In the end, the transaction created extraordinary value. It cleared the path for Kodak and Kodak Alaris to emerge from Chapter 11 as ongoing but separate businesses, preserved thousands of jobs and created two companies: a reorganized Kodak, owned by U.S. creditors and Kodak Alaris, owned by the KPP. It stands as one of the most innovative, unusual and successful deals ever consummated in the history of cross-border insolvency.

The Company Today

The reorganized Kodak emerged on September 3, 2013, with a right-sized capital structure and an annuity-based business model. Kodak’s operational EBITDA improved by over $375 million in 2013, and the company re-listed on the New York Stock Exchange in January 2014.

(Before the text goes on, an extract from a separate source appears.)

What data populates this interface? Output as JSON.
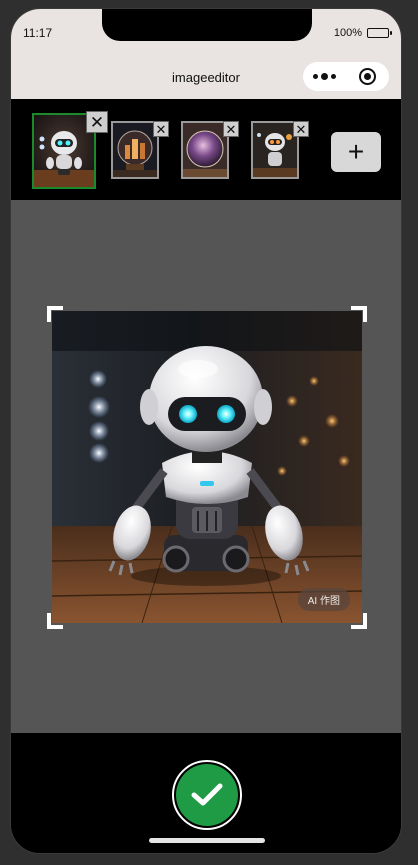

With its successful emergence from Chapter 11, Kodak is a now lean technology company focused on imaging innovation for business. That means offering products like the industry’s fastest full-color inkjet presses for commercial printing and publishing applications, software that automates the flow of work through a print shop, eye-popping ink colors, invisible imbedded inks used in anti-fraud and anti-counterfeit applications, chemical-free processing of printing plates, patented technologies for flexographic package printing, and partnerships with manufacturers to apply Kodak’s printing knowledge to functional materials, such as computer touchscreens. An iconic brand lives on — in two incarnations — to live perhaps for another century.

James Mesterharm is co-lead and Becky Roof is a managing director in the Turnaround & Restructuring Services group at AlixPartners, LLP, a global business-advisory firm (www.alixpartners.com).

Footnotes:

1. Advisors to the KPP included Ross Trustees, Hogan Lovells and Grant Thornton.